Wednesday, January 17, 2007

La Fromagerie, Marylebone

La Fromagerie
2 - 4 Moxon St
Marylebone
W1U
020 7935 0341
www.lafromagerie.co.uk

by Armand Croissant

Feed me, O muse of breakfasts, with your nutritious inspiration. I do not mind that your sisters, who do not like you because you can eat anything and still fit into your toga and attract knowing glances from Apollo, are ignoring me.

Sing of cheese and fish, and other items not strange to the well-tended breakfast table. Sing of the dense, ripe, rich smells that pile up in the abundance of La Fromagerie, on a quiet weekday morning in Marylebone. Black-clad acolytes, silent, smiling, flit around a long, low table made from a sacred oak. Initiates, well-dressed ladies, bohemians, sit around it, murmuring of subjects unknown to lesser beings: they talk of yoga, of painting, and the three-forty five back to Berkshire.

A white pot of tea, a teabag peeping lasciviously from out of its lid, is placed before me; it tastes of the smoke of incense, refreshing, pious. We order the sacraments: I wonder, briefly, whether we will be offered the mysterious, vision inducing mushrooms of the Eleusinian mysteries. We are, instead, offered bread. I have gravadlax and poilane cheese – eating the thin, sexy slices mixed with the creamy, mystical lactate is an action close to ecstasy, the crispness of toast rounding it off prosaically but nicely. Dark-eyed Katerina has the Swiss Farmhouse breakfast – cured meats of distinction, apple, and a soft cheese, which I sample when she is not looking, and pronounce excellent.

Afterwards, we browse in the shop, and I am persuaded to buy a chunk of truffle brie – a cheese so delicious, so light, so exciting, that it is like constantly eating chocolate and not feeling sick. Too soon I have to leave, my song is over, and back in the bustling highways I thank the muse of breakfasts for such a haven.

5 comments:

Anonymous said...

Super review,love the classical references. It therefore saddens me to have to point out that Poilane is not a type of cheese but a type of bread.

This should have been picked up by one of the LRB's army of fact checkers.

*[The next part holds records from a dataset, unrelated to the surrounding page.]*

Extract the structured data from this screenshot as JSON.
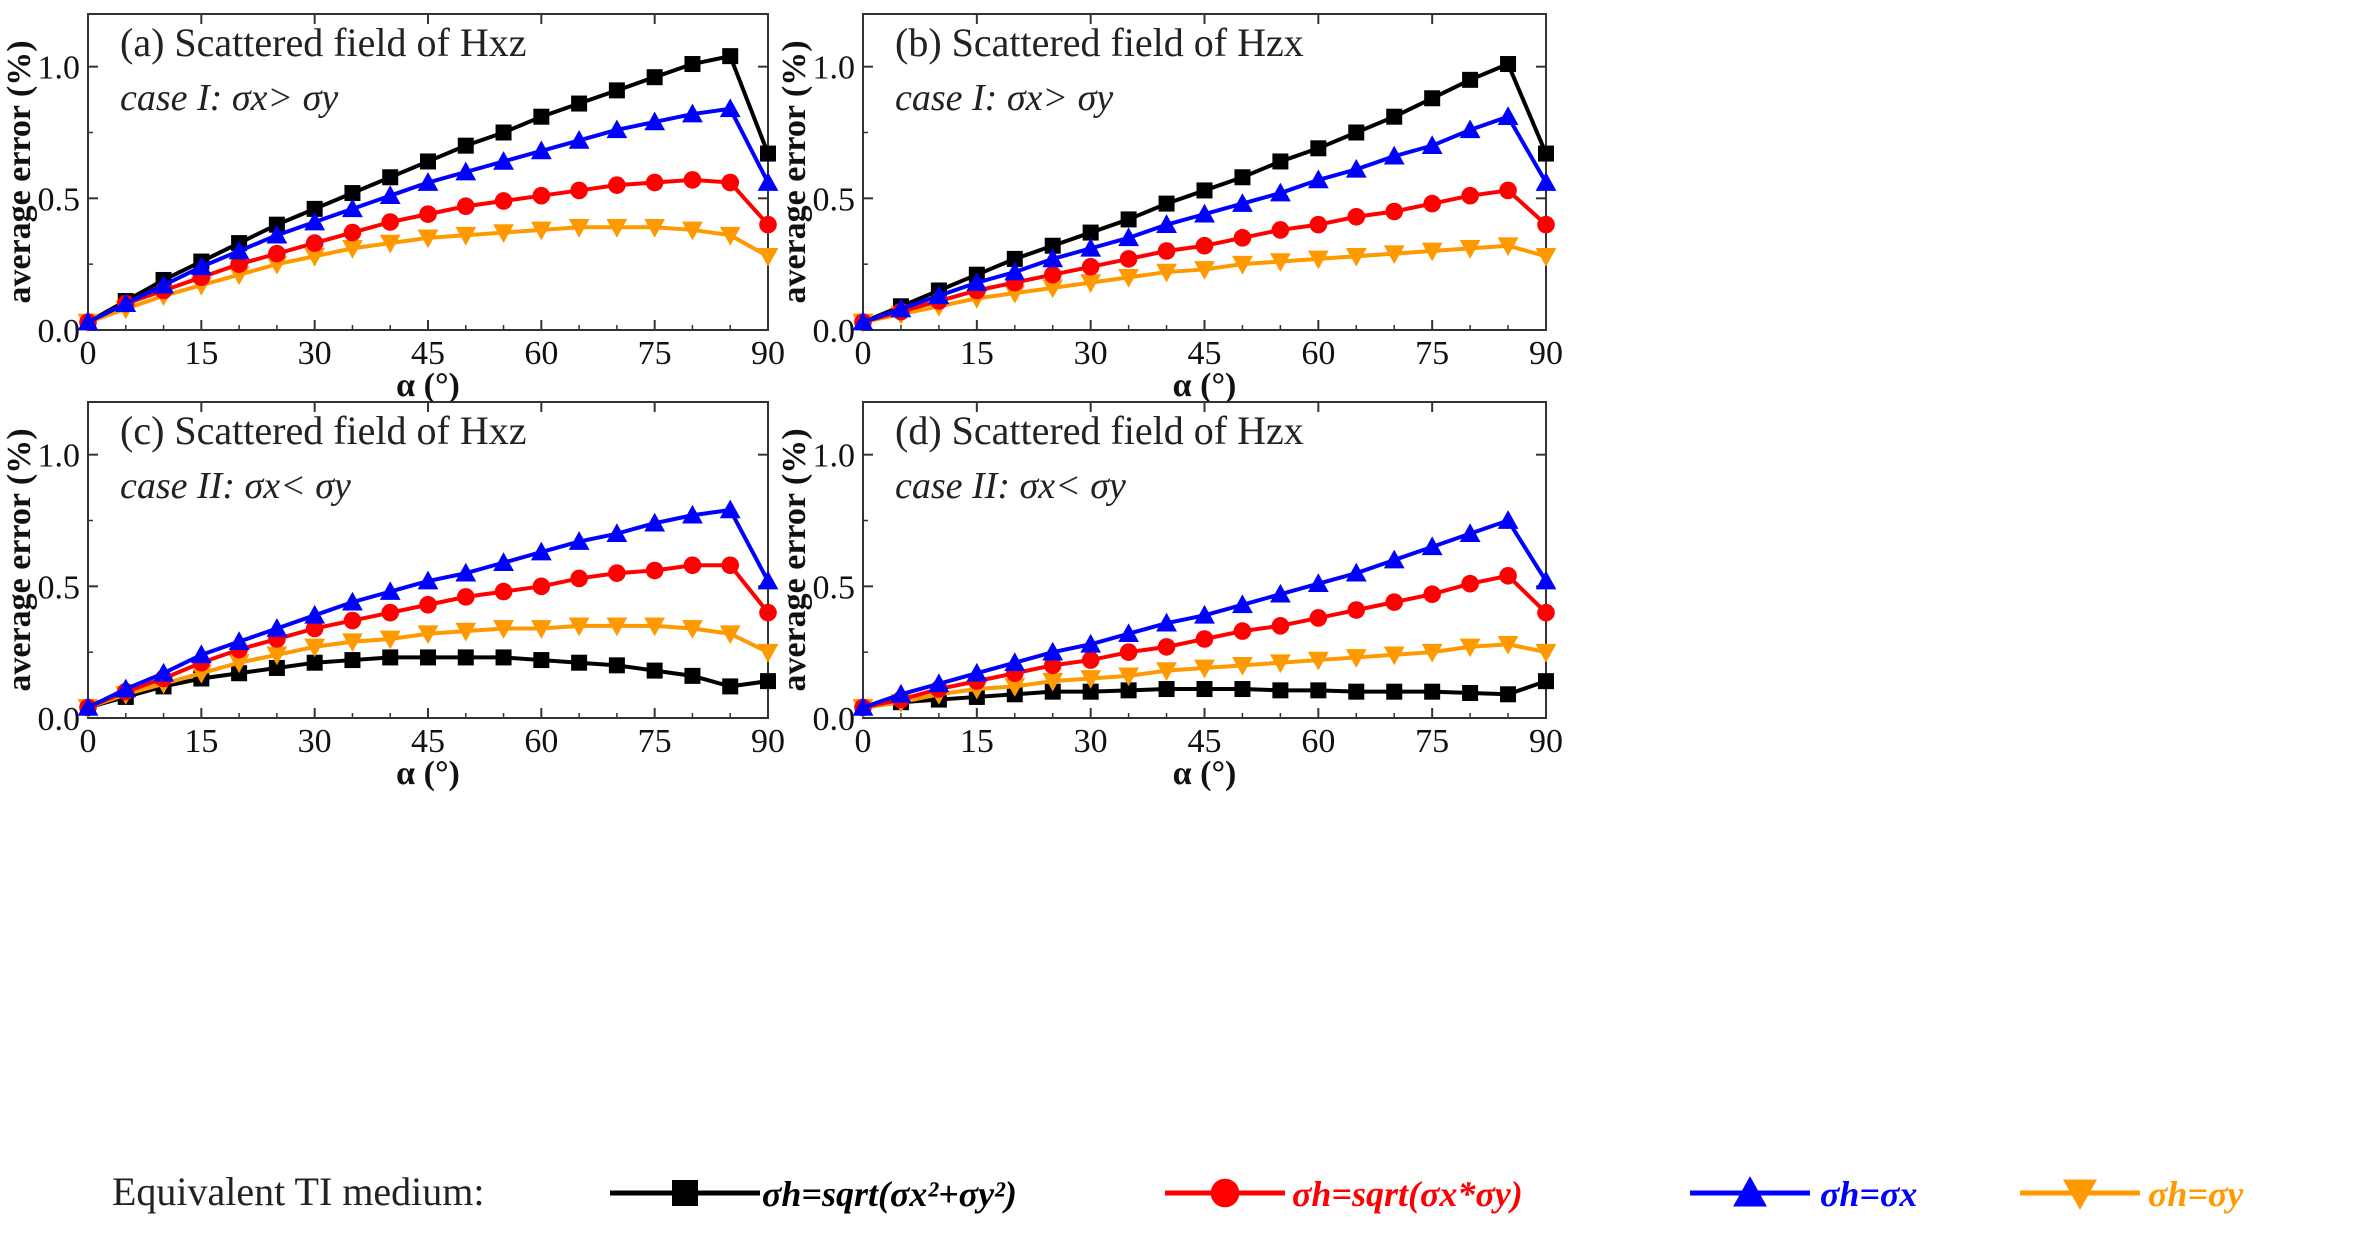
{
  "chart_data": [
    {
      "type": "line",
      "title": "(a) Scattered field of Hxz",
      "subtitle": "case I: σx> σy",
      "xlabel": "α (°)",
      "ylabel": "average error (%)",
      "xlim": [
        0,
        90
      ],
      "ylim": [
        0,
        1.2
      ],
      "xticks": [
        "0",
        "15",
        "30",
        "45",
        "60",
        "75",
        "90"
      ],
      "yticks": [
        "0.0",
        "0.5",
        "1.0"
      ],
      "x": [
        0,
        5,
        10,
        15,
        20,
        25,
        30,
        35,
        40,
        45,
        50,
        55,
        60,
        65,
        70,
        75,
        80,
        85,
        90
      ],
      "series": [
        {
          "name": "σh=sqrt(σx²+σy²)",
          "values": [
            0.03,
            0.11,
            0.19,
            0.26,
            0.33,
            0.4,
            0.46,
            0.52,
            0.58,
            0.64,
            0.7,
            0.75,
            0.81,
            0.86,
            0.91,
            0.96,
            1.01,
            1.04,
            0.67
          ]
        },
        {
          "name": "σh=sqrt(σx*σy)",
          "values": [
            0.03,
            0.1,
            0.15,
            0.2,
            0.25,
            0.29,
            0.33,
            0.37,
            0.41,
            0.44,
            0.47,
            0.49,
            0.51,
            0.53,
            0.55,
            0.56,
            0.57,
            0.56,
            0.4
          ]
        },
        {
          "name": "σh=σx",
          "values": [
            0.03,
            0.1,
            0.17,
            0.24,
            0.3,
            0.36,
            0.41,
            0.46,
            0.51,
            0.56,
            0.6,
            0.64,
            0.68,
            0.72,
            0.76,
            0.79,
            0.82,
            0.84,
            0.56
          ]
        },
        {
          "name": "σh=σy",
          "values": [
            0.03,
            0.08,
            0.13,
            0.17,
            0.21,
            0.25,
            0.28,
            0.31,
            0.33,
            0.35,
            0.36,
            0.37,
            0.38,
            0.39,
            0.39,
            0.39,
            0.38,
            0.36,
            0.28
          ]
        }
      ]
    },
    {
      "type": "line",
      "title": "(b) Scattered field of Hzx",
      "subtitle": "case I: σx> σy",
      "xlabel": "α (°)",
      "ylabel": "average error (%)",
      "xlim": [
        0,
        90
      ],
      "ylim": [
        0,
        1.2
      ],
      "xticks": [
        "0",
        "15",
        "30",
        "45",
        "60",
        "75",
        "90"
      ],
      "yticks": [
        "0.0",
        "0.5",
        "1.0"
      ],
      "x": [
        0,
        5,
        10,
        15,
        20,
        25,
        30,
        35,
        40,
        45,
        50,
        55,
        60,
        65,
        70,
        75,
        80,
        85,
        90
      ],
      "series": [
        {
          "name": "σh=sqrt(σx²+σy²)",
          "values": [
            0.03,
            0.09,
            0.15,
            0.21,
            0.27,
            0.32,
            0.37,
            0.42,
            0.48,
            0.53,
            0.58,
            0.64,
            0.69,
            0.75,
            0.81,
            0.88,
            0.95,
            1.01,
            0.67
          ]
        },
        {
          "name": "σh=sqrt(σx*σy)",
          "values": [
            0.03,
            0.07,
            0.11,
            0.15,
            0.18,
            0.21,
            0.24,
            0.27,
            0.3,
            0.32,
            0.35,
            0.38,
            0.4,
            0.43,
            0.45,
            0.48,
            0.51,
            0.53,
            0.4
          ]
        },
        {
          "name": "σh=σx",
          "values": [
            0.03,
            0.08,
            0.13,
            0.18,
            0.22,
            0.27,
            0.31,
            0.35,
            0.4,
            0.44,
            0.48,
            0.52,
            0.57,
            0.61,
            0.66,
            0.7,
            0.76,
            0.81,
            0.56
          ]
        },
        {
          "name": "σh=σy",
          "values": [
            0.03,
            0.06,
            0.09,
            0.12,
            0.14,
            0.16,
            0.18,
            0.2,
            0.22,
            0.23,
            0.25,
            0.26,
            0.27,
            0.28,
            0.29,
            0.3,
            0.31,
            0.32,
            0.28
          ]
        }
      ]
    },
    {
      "type": "line",
      "title": "(c) Scattered field of Hxz",
      "subtitle": "case II: σx< σy",
      "xlabel": "α (°)",
      "ylabel": "average error (%)",
      "xlim": [
        0,
        90
      ],
      "ylim": [
        0,
        1.2
      ],
      "xticks": [
        "0",
        "15",
        "30",
        "45",
        "60",
        "75",
        "90"
      ],
      "yticks": [
        "0.0",
        "0.5",
        "1.0"
      ],
      "x": [
        0,
        5,
        10,
        15,
        20,
        25,
        30,
        35,
        40,
        45,
        50,
        55,
        60,
        65,
        70,
        75,
        80,
        85,
        90
      ],
      "series": [
        {
          "name": "σh=sqrt(σx²+σy²)",
          "values": [
            0.04,
            0.08,
            0.12,
            0.15,
            0.17,
            0.19,
            0.21,
            0.22,
            0.23,
            0.23,
            0.23,
            0.23,
            0.22,
            0.21,
            0.2,
            0.18,
            0.16,
            0.12,
            0.14
          ]
        },
        {
          "name": "σh=sqrt(σx*σy)",
          "values": [
            0.04,
            0.1,
            0.15,
            0.21,
            0.26,
            0.3,
            0.34,
            0.37,
            0.4,
            0.43,
            0.46,
            0.48,
            0.5,
            0.53,
            0.55,
            0.56,
            0.58,
            0.58,
            0.4
          ]
        },
        {
          "name": "σh=σx",
          "values": [
            0.04,
            0.11,
            0.17,
            0.24,
            0.29,
            0.34,
            0.39,
            0.44,
            0.48,
            0.52,
            0.55,
            0.59,
            0.63,
            0.67,
            0.7,
            0.74,
            0.77,
            0.79,
            0.52
          ]
        },
        {
          "name": "σh=σy",
          "values": [
            0.04,
            0.09,
            0.13,
            0.17,
            0.21,
            0.24,
            0.27,
            0.29,
            0.3,
            0.32,
            0.33,
            0.34,
            0.34,
            0.35,
            0.35,
            0.35,
            0.34,
            0.32,
            0.25
          ]
        }
      ]
    },
    {
      "type": "line",
      "title": "(d) Scattered field of Hzx",
      "subtitle": "case II: σx< σy",
      "xlabel": "α (°)",
      "ylabel": "average error (%)",
      "xlim": [
        0,
        90
      ],
      "ylim": [
        0,
        1.2
      ],
      "xticks": [
        "0",
        "15",
        "30",
        "45",
        "60",
        "75",
        "90"
      ],
      "yticks": [
        "0.0",
        "0.5",
        "1.0"
      ],
      "x": [
        0,
        5,
        10,
        15,
        20,
        25,
        30,
        35,
        40,
        45,
        50,
        55,
        60,
        65,
        70,
        75,
        80,
        85,
        90
      ],
      "series": [
        {
          "name": "σh=sqrt(σx²+σy²)",
          "values": [
            0.04,
            0.06,
            0.07,
            0.08,
            0.09,
            0.1,
            0.1,
            0.105,
            0.11,
            0.11,
            0.11,
            0.105,
            0.105,
            0.1,
            0.1,
            0.1,
            0.095,
            0.09,
            0.14
          ]
        },
        {
          "name": "σh=sqrt(σx*σy)",
          "values": [
            0.04,
            0.07,
            0.11,
            0.14,
            0.17,
            0.2,
            0.22,
            0.25,
            0.27,
            0.3,
            0.33,
            0.35,
            0.38,
            0.41,
            0.44,
            0.47,
            0.51,
            0.54,
            0.4
          ]
        },
        {
          "name": "σh=σx",
          "values": [
            0.04,
            0.09,
            0.13,
            0.17,
            0.21,
            0.25,
            0.28,
            0.32,
            0.36,
            0.39,
            0.43,
            0.47,
            0.51,
            0.55,
            0.6,
            0.65,
            0.7,
            0.75,
            0.52
          ]
        },
        {
          "name": "σh=σy",
          "values": [
            0.04,
            0.06,
            0.09,
            0.11,
            0.12,
            0.14,
            0.15,
            0.16,
            0.18,
            0.19,
            0.2,
            0.21,
            0.22,
            0.23,
            0.24,
            0.25,
            0.27,
            0.28,
            0.25
          ]
        }
      ]
    }
  ],
  "legend": {
    "label": "Equivalent TI medium:",
    "items": [
      {
        "text": "σh=sqrt(σx²+σy²)",
        "color": "#000000",
        "marker": "square"
      },
      {
        "text": "σh=sqrt(σx*σy)",
        "color": "#ff0000",
        "marker": "circle"
      },
      {
        "text": "σh=σx",
        "color": "#0000ff",
        "marker": "triangle-up"
      },
      {
        "text": "σh=σy",
        "color": "#ff9900",
        "marker": "triangle-down"
      }
    ]
  }
}
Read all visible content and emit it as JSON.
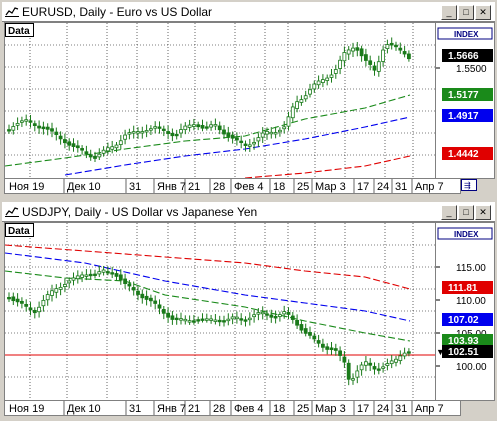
{
  "windows": [
    {
      "id": "eurusd",
      "title": "EURUSD, Daily - Euro vs US Dollar",
      "data_label": "Data",
      "index_label": "INDEX",
      "price_ticks": [
        "1.5500"
      ],
      "badges": [
        {
          "text": "1.5666",
          "color": "#000000"
        },
        {
          "text": "1.5177",
          "color": "#1a8a1a"
        },
        {
          "text": "1.4917",
          "color": "#0000ee"
        },
        {
          "text": "1.4442",
          "color": "#e00000"
        }
      ],
      "xlabels": [
        "Ноя 19",
        "Дек 10",
        "31",
        "Янв 7",
        "21",
        "28",
        "Фев 4",
        "18",
        "25",
        "Мар 3",
        "17",
        "24",
        "31",
        "Апр 7"
      ]
    },
    {
      "id": "usdjpy",
      "title": "USDJPY, Daily - US Dollar vs Japanese Yen",
      "data_label": "Data",
      "index_label": "INDEX",
      "price_ticks": [
        "115.00",
        "110.00",
        "105.00",
        "100.00"
      ],
      "badges": [
        {
          "text": "111.81",
          "color": "#e00000"
        },
        {
          "text": "107.02",
          "color": "#0000ee"
        },
        {
          "text": "103.93",
          "color": "#1a8a1a"
        },
        {
          "text": "102.51",
          "color": "#000000"
        }
      ],
      "xlabels": [
        "Ноя 19",
        "Дек 10",
        "31",
        "Янв 7",
        "21",
        "28",
        "Фев 4",
        "18",
        "25",
        "Мар 3",
        "17",
        "24",
        "31",
        "Апр 7"
      ]
    }
  ],
  "colors": {
    "candle": "#1a7a1a",
    "ma_green": "#1a8a1a",
    "ma_blue": "#0000ee",
    "ma_red": "#e00000",
    "hline": "#e00000"
  },
  "buttons": {
    "minimize": "_",
    "maximize": "□",
    "close": "✕"
  }
}
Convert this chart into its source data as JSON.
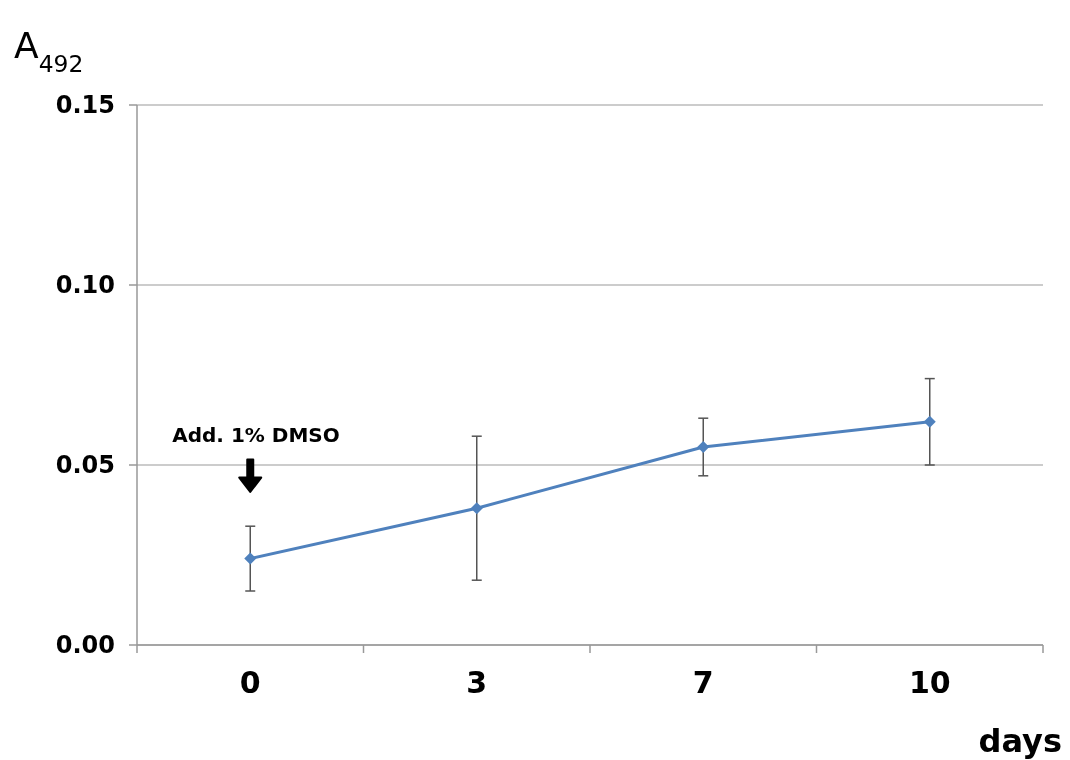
{
  "chart_data": {
    "type": "line",
    "ylabel": "A$_{492}$",
    "xlabel": "days",
    "categories": [
      "0",
      "3",
      "7",
      "10"
    ],
    "series": [
      {
        "color": "#4f81bd",
        "values": [
          0.024,
          0.038,
          0.055,
          0.062
        ],
        "errors": [
          0.009,
          0.02,
          0.008,
          0.012
        ]
      }
    ],
    "ylim": [
      0,
      0.15
    ],
    "yticks": [
      {
        "value": 0,
        "label": "0.00"
      },
      {
        "value": 0.05,
        "label": "0.05"
      },
      {
        "value": 0.1,
        "label": "0.10"
      },
      {
        "value": 0.15,
        "label": "0.15"
      }
    ],
    "grid": "y",
    "marker": "diamond",
    "line_style": "solid",
    "annotations": [
      "Add. 1% DMSO"
    ]
  }
}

London Review of Breakfasts said...

Blake, is that you?

Malcolm

Anonymous said...

Alas... I cannot read my handwriting. All there is is a squiggle that looks like 'poilane.'...

london01 said...

what a thick pompous twat

Anonymous said...

upsmxvlThey do serve Poilane soldiers at La Fromagerie. And more cheese than you can shake a stick at.